Frontal lobe function is impaired in Alzheimer’s disease (38,39) and other types of dementia (40). Some studies have shown that frontal lobe dysfunction is observed in MCI (41,42). Furthermore, it has been suggested that cued recall performance, including verbal fluency, is associated with cognitive function decline in dementia patients (43,44). A preclinical study using mouse models demonstrated that β-lactolin supplementation prevented age-related cognitive decline (23) and progression of Alzheimer’s disease (24). In particular, the cognitive functions related to the frontal lobe were maintained. Investigating the preventive effect of β-lactolin, which activates the frontal lobe in humans with dementia, is recommended in future studies.

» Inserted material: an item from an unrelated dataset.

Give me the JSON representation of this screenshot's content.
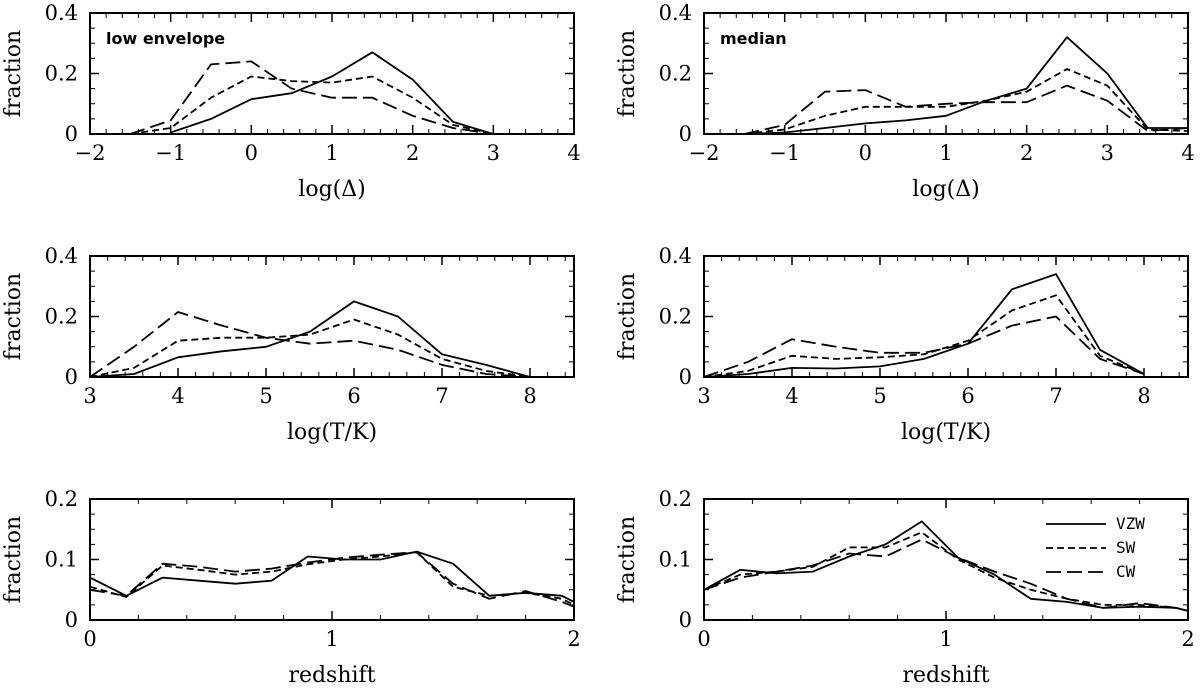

This study has several limitations. First, the selected clinical studies cited hereinwere reported by the same research group. Second, only three studies were included. Future studies are required to substantiate our conclusions. In particular, although there was no significant difference in the effect of β-lactolin on overall memory function, it showed higher scores than the placebo. Therefore, it is necessary to confirm the effectiveness of β-lactolin on overall memory function after ensuring an appropriate sample size in future studies. Finally, we evaluated memory function to investigate the effect of β-lactolin on frontal lobe function. Further statistical analysis should be conducted on other neuropsychological tests related to frontal lobe function, such as attention and executive function tests.

In conclusion, the intake of β-lactolin from whey-derived lactopeptide in daily life is an easy and safe approach. It would be welcome as a novel approach to support the frontal cortex associated function, especially cued memory recall, which might contribute to preventing cognitive decline and dementia in an aging society.